Configuration Options
This profile offers configuration options for several engines it uses.
Kafka
If additional Kafka topics are required, they can be added to your package.json with
the create-topics
value. These topics will be created automatically.
{
"values": {
"create-topics": [
"topic1",
"topic2"
]
}
}
In the clickstream-ai-recommendation example, you can find an example where we create additional topics manually.
Flink
Additional Flink configurations can be provided with the flink-config
value. This allows you to
pass standard Flink configurations. For instance, to configure checkpointing, you might need to
specify execution.checkpointing.interval
, state.backend
, and state.checkpoints.dir
. Here's how
you can provide them using this profile:
{
"values": {
"flink-config": {
"execution.checkpointing.interval": "10 min",
"state.backend": "filesystem",
"state.checkpoints.dir": "file://<checkpoints-dir>"
}
}
}
It is common to use additional file resources in the pipeline. For this, the profile provides
a mountDir
configuration option to mount additional resources.

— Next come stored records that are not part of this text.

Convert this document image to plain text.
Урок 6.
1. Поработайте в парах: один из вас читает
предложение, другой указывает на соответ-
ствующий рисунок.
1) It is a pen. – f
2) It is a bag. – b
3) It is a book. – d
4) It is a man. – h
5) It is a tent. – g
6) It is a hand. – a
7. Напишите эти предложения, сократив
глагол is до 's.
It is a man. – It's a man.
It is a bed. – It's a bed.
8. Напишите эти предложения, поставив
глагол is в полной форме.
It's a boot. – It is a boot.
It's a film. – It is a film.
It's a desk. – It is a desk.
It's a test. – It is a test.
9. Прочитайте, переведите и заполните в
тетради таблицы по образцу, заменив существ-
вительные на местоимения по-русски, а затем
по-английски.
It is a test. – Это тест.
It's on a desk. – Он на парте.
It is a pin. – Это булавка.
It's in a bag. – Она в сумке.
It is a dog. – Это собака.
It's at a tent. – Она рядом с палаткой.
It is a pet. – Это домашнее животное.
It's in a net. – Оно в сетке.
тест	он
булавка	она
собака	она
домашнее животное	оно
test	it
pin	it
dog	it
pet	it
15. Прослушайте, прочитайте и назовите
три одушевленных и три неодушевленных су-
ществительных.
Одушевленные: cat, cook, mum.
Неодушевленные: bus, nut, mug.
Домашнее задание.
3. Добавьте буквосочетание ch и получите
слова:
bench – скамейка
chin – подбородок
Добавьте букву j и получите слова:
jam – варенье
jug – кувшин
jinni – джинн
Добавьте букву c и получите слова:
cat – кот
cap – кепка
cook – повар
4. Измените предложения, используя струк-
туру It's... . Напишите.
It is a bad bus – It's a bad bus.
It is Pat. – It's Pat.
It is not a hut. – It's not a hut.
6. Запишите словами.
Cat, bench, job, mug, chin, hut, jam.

These resources will be mounted in
the Flink job- and task-manager containers using Docker Compose volumes
syntax.
{
"values": {
"mountDir": "/mylocaldir:/myremotedir"
}
}
In the clickstream-ai-recommendation example, you can find an example of how to specify a mount point.
Enabled Engines
This profile enables the vertx
, postgres
, kafka
, and flink
engines. However, it is possible
to disable some of these engines based on your use case. To disable Vert.x (e.g., if you don't want
to execute GraphQL queries), simply omit it from the enabled-engines
list:
{
"enabled-engines": ["postgres", "kafka", "flink"]
}
Example Usage
Basic Scenario
This profile is automatically selected if no other profile is provided. In the logistics-shipping-geodata example, it is used automatically.
Advanced Scenario
It is a good practice to use the default profile as a base profile that can be extended or overridden. For instance, if you want to use Redpanda instead of Kafka while retaining the other configurations from the default profile, you can do so.

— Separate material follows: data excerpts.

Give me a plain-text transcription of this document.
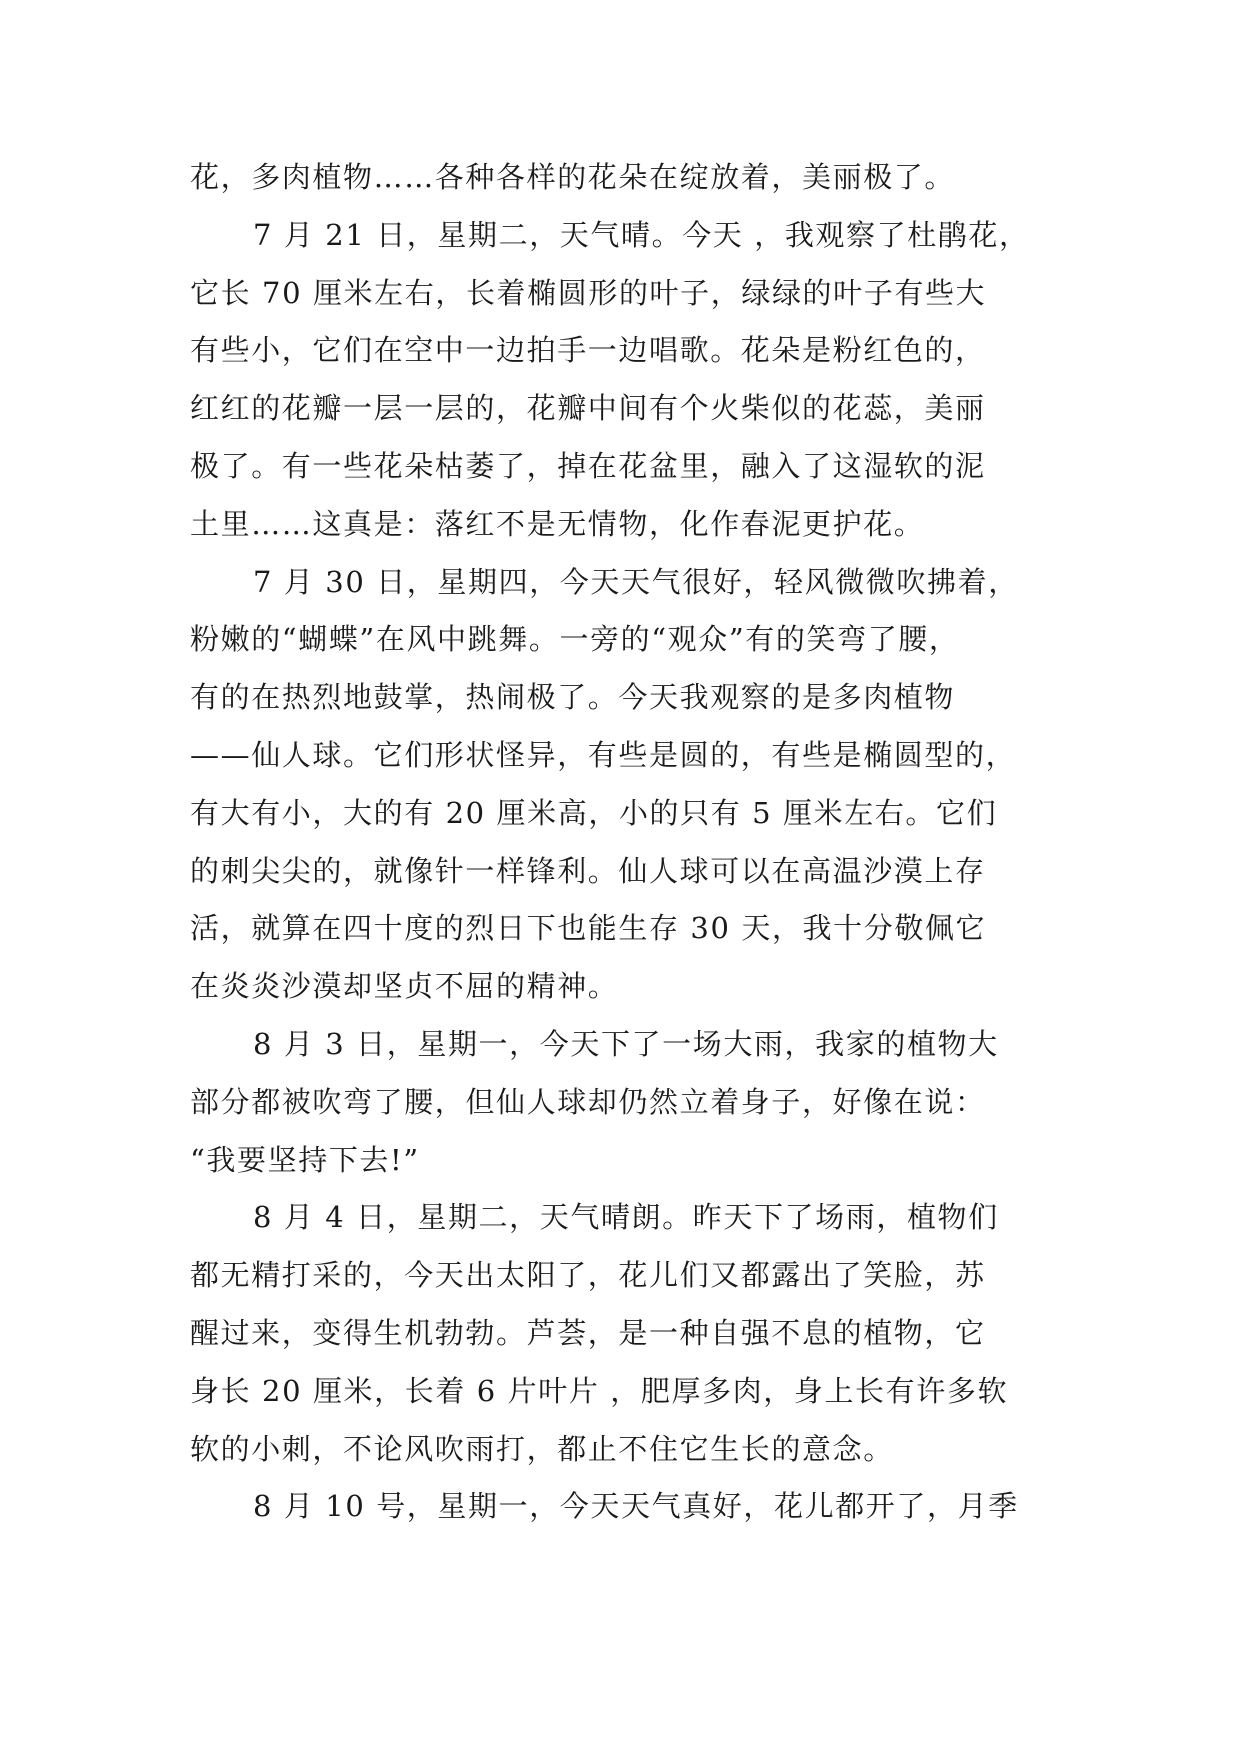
花，多肉植物……各种各样的花朵在绽放着，美丽极了。
7 月 21 日，星期二，天气晴。今天 ，我观察了杜鹃花，
它长 70 厘米左右，长着椭圆形的叶子，绿绿的叶子有些大
有些小，它们在空中一边拍手一边唱歌。花朵是粉红色的，
红红的花瓣一层一层的，花瓣中间有个火柴似的花蕊，美丽
极了。有一些花朵枯萎了，掉在花盆里，融入了这湿软的泥
土里……这真是：落红不是无情物，化作春泥更护花。
7 月 30 日，星期四，今天天气很好，轻风微微吹拂着，
粉嫩的“蝴蝶”在风中跳舞。一旁的“观众”有的笑弯了腰，
有的在热烈地鼓掌，热闹极了。今天我观察的是多肉植物
——仙人球。它们形状怪异，有些是圆的，有些是椭圆型的，
有大有小，大的有 20 厘米高，小的只有 5 厘米左右。它们
的刺尖尖的，就像针一样锋利。仙人球可以在高温沙漠上存
活，就算在四十度的烈日下也能生存 30 天，我十分敬佩它
在炎炎沙漠却坚贞不屈的精神。
8 月 3 日，星期一，今天下了一场大雨，我家的植物大
部分都被吹弯了腰，但仙人球却仍然立着身子，好像在说：
“我要坚持下去!”
8 月 4 日，星期二，天气晴朗。昨天下了场雨，植物们
都无精打采的，今天出太阳了，花儿们又都露出了笑脸，苏
醒过来，变得生机勃勃。芦荟，是一种自强不息的植物，它
身长 20 厘米，长着 6 片叶片 ，肥厚多肉，身上长有许多软
软的小刺，不论风吹雨打，都止不住它生长的意念。
8 月 10 号，星期一，今天天气真好，花儿都开了，月季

To use this profile, add it to the profiles list in your project's package.json:
{
"profiles": [
"datasqrl.profile.default"
]
}
It is also recommended to specify the exact version used in the dependencies section:
{
"dependencies": [
{
"datasqrl.profile.default": {
"name": "datasqrl.profile.default",
"version": "0.5.10",
"variant": "dev"
}
}
]
}
When swapping out an existing service, you need to respect the structure of the default profile.

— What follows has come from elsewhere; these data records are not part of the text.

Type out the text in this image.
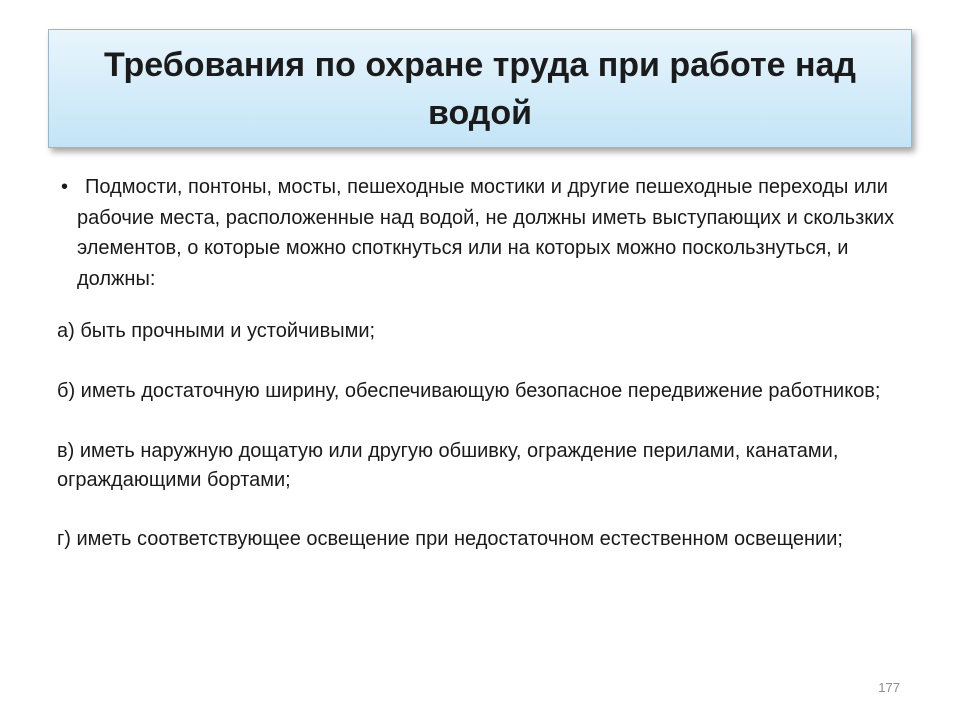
Требования по охране труда при работе над водой
• Подмости, понтоны, мосты, пешеходные мостики и другие пешеходные переходы или рабочие места, расположенные над водой, не должны иметь выступающих и скользких элементов, о которые можно споткнуться или на которых можно поскользнуться, и должны:
а) быть прочными и устойчивыми;
б) иметь достаточную ширину, обеспечивающую безопасное передвижение работников;
в) иметь наружную дощатую или другую обшивку, ограждение перилами, канатами, ограждающими бортами;
г) иметь соответствующее освещение при недостаточном естественном освещении;
177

Other services will reference the log engine as Kafka, so you need to keep that name. To replace
Kafka with Redpanda, modify the kafka
folder and the kafka.compose.yml
. The content in these
will override the default profile.
For this use case, see the clickstream-ai-recommendation example.
Good to Know:
- You need to specify the enabled profiles in order. The latter in the list will override the respective parts of the previous profiles.
- SQRL doesn't support merging at the engine level. Therefore, the
vertx
,postgres
,kafka
, andflink
folders will be fully overridden if specified in subsequent profiles.